In spite of this, the vulnerabilities of adolescent boys in early marriages remain largely ignored
in the development agenda, which puts more emphasis on the vulnerabilities experienced by
girls and women due to the disadvantages the latter face with respect to gender inequality
(The Lancet 2015). Boys’ and young men’s experiences and perspectives remain significantly
less researched and overwhelmingly neglected by social interventions, policy and advocacy
programmes (Greene et al. 2015).
1 ‘Early marriage’ is defined as any marriage or union between two people where one or both partners is
under the age of 18 (UNICEF 2005).

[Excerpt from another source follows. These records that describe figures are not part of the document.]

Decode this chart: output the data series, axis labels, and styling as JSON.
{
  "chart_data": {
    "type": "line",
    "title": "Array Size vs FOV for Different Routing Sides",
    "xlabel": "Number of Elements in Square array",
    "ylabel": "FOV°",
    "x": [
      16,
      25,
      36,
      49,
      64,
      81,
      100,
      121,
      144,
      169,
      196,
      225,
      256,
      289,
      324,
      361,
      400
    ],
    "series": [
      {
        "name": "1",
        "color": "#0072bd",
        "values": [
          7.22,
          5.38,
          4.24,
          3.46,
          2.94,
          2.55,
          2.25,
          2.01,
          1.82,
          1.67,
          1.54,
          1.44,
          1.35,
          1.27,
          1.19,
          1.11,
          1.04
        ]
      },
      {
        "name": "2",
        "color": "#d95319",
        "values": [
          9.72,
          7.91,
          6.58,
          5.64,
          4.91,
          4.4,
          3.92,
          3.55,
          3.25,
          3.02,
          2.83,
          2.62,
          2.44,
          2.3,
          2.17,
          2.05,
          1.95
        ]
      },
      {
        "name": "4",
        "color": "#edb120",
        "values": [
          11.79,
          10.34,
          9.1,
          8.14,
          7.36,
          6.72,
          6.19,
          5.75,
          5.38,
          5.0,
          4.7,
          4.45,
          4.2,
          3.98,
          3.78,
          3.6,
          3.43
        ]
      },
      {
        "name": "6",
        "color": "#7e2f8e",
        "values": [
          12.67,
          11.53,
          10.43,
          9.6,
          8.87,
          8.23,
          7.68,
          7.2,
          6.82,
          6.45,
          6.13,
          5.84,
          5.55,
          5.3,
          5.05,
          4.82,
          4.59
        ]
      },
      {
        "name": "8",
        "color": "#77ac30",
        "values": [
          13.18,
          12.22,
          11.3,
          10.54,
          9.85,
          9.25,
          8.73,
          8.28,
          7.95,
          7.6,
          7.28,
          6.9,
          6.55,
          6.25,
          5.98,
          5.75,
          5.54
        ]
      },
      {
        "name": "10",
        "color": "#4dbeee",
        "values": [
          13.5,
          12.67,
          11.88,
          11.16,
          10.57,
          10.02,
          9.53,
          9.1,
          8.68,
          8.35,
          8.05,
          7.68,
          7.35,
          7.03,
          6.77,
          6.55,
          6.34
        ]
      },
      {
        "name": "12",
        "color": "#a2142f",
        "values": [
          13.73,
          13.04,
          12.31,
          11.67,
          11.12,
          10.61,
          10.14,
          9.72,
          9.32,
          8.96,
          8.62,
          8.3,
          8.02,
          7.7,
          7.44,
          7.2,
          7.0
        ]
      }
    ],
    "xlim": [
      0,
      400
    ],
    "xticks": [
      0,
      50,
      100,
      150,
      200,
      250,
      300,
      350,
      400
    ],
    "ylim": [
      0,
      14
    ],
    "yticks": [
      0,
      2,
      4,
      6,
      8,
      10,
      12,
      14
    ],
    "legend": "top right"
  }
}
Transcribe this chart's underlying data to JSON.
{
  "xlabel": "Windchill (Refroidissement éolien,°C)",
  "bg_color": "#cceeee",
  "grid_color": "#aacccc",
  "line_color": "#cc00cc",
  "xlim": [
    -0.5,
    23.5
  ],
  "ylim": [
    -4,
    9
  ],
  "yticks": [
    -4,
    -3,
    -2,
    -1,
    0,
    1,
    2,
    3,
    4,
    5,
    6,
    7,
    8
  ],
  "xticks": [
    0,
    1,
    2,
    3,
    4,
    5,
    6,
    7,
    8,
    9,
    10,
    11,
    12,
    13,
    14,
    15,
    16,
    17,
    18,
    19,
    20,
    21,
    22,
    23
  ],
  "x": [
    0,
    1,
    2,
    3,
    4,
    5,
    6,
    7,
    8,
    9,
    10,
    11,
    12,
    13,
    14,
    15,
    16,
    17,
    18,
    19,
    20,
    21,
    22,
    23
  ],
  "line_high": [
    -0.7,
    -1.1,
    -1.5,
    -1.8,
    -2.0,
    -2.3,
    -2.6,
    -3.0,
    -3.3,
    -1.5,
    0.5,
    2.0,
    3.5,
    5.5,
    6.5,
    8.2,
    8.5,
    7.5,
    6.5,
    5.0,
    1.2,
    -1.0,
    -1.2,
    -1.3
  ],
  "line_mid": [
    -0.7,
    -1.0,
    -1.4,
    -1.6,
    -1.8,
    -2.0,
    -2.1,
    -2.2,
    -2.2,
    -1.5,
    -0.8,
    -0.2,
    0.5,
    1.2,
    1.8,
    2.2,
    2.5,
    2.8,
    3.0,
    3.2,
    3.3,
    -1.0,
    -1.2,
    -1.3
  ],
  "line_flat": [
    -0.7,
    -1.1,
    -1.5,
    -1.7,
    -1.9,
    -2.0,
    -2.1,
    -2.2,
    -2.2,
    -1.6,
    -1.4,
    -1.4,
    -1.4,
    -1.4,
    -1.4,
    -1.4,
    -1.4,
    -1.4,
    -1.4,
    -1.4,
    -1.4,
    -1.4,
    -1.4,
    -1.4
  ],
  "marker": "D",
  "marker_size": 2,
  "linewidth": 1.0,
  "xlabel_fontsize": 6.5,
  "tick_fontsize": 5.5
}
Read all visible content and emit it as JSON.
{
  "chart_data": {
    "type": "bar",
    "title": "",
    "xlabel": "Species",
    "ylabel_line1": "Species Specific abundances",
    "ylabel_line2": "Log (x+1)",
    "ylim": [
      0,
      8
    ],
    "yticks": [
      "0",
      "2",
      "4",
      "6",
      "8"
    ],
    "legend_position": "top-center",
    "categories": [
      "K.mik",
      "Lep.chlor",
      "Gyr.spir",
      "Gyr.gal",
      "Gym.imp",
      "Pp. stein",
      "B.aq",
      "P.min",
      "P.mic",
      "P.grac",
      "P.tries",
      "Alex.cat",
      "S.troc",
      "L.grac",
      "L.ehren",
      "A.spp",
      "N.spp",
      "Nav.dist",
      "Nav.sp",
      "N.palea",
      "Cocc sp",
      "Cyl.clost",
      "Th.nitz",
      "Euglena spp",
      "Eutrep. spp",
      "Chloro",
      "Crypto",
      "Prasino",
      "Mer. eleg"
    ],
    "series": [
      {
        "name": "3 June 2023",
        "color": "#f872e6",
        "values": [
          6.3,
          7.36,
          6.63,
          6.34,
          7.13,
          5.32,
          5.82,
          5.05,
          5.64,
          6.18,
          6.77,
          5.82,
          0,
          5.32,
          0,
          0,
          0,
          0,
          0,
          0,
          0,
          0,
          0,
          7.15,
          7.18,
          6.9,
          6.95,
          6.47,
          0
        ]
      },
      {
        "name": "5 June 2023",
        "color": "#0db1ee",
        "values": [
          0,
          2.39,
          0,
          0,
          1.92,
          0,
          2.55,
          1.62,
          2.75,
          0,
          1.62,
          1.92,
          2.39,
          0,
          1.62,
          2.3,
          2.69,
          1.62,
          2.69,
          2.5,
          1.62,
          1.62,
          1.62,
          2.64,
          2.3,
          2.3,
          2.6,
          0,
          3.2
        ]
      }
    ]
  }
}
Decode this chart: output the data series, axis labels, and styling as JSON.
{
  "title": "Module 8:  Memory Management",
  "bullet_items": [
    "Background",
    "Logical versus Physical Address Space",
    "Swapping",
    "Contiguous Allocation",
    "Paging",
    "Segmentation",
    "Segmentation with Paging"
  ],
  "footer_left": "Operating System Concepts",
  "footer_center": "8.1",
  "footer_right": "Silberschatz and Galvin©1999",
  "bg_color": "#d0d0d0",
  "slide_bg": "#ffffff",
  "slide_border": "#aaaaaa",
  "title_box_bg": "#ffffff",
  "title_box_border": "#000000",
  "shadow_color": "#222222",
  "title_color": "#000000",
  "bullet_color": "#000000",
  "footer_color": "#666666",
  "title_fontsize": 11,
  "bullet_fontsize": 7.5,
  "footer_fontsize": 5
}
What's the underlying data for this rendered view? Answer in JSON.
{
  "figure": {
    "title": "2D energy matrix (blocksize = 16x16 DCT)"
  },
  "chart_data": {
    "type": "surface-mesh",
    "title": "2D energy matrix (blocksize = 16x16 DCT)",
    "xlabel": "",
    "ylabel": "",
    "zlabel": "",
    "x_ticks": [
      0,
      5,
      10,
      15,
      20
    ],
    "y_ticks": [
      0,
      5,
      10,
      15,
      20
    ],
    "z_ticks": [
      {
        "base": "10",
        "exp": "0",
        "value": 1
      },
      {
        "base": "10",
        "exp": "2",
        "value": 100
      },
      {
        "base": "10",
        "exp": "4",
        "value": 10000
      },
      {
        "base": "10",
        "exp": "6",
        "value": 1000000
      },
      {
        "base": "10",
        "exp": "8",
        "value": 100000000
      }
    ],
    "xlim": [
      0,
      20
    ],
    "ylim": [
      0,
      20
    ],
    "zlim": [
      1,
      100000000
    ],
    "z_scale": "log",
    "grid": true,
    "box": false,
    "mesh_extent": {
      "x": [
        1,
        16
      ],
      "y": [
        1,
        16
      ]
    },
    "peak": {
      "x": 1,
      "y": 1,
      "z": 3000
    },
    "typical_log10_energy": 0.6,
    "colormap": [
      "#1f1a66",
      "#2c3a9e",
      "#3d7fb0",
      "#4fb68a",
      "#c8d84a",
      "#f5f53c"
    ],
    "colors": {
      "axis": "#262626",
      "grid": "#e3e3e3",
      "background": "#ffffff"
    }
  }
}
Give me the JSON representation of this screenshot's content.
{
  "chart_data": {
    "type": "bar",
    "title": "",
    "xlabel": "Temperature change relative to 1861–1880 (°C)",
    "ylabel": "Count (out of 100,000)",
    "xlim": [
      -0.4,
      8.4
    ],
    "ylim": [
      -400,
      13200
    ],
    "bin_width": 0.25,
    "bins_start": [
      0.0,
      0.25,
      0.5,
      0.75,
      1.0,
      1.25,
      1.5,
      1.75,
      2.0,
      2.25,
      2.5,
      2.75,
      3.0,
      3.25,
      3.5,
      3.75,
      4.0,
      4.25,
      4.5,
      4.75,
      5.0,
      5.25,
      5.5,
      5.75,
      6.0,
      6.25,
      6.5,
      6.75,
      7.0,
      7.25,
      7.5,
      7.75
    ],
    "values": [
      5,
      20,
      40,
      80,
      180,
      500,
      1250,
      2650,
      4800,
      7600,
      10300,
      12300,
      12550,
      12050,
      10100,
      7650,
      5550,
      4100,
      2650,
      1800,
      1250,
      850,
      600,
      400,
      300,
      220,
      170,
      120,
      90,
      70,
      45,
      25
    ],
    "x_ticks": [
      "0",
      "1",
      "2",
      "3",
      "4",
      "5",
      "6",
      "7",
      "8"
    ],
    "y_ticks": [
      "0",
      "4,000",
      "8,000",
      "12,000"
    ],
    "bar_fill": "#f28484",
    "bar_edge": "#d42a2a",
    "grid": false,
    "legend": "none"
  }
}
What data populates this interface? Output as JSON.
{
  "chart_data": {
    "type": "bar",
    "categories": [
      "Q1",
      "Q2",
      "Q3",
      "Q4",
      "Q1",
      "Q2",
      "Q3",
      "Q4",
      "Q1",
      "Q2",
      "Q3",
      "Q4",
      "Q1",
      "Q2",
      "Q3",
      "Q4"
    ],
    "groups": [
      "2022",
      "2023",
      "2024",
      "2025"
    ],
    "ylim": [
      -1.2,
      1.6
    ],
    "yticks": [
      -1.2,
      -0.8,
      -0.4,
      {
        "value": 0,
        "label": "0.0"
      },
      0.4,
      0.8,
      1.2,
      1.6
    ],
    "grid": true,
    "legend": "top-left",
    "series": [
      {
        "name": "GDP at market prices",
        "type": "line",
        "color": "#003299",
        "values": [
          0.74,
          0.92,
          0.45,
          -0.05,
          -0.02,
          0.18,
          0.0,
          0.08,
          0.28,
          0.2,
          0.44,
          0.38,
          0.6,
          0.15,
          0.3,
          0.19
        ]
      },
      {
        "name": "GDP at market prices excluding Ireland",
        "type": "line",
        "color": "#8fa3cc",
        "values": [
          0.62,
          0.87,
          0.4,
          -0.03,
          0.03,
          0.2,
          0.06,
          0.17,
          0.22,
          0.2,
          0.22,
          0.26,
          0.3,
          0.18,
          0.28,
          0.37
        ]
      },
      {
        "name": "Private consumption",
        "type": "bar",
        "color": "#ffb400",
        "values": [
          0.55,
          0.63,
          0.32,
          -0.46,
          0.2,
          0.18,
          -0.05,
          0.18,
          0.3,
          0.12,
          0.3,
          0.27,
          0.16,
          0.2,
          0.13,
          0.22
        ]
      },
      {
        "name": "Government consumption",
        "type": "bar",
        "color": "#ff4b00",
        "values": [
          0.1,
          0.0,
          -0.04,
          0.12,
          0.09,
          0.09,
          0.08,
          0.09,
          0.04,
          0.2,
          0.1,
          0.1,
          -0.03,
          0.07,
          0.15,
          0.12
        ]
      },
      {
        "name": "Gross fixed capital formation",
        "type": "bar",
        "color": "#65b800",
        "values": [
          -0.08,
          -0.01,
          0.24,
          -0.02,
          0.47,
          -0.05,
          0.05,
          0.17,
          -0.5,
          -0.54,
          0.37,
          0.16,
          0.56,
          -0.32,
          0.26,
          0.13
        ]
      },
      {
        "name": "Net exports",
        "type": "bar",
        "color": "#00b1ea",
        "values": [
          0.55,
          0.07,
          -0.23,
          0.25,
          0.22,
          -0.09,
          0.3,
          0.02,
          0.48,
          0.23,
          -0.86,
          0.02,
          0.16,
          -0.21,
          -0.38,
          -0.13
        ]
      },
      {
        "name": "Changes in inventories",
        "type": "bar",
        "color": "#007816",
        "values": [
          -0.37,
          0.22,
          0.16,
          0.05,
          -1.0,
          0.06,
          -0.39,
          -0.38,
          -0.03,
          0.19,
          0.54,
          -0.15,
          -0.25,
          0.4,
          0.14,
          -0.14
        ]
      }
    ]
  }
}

However, the Child Marriage Restraint Act 2017 sets the minimum age
of 21 years for males and 18 for females for marriage in Bangladesh (Government of Bangladesh 2017).
2 We prefer to use ‘early marriage’ instead of ‘child marriage’ as ‘child marriage’ is heavily associated with
girl’s marriage in the Bangladeshi context. When a boy gets married before their legal age of 21 years,
this is considered as an ‘early marriage’ rather than ‘child marriage’.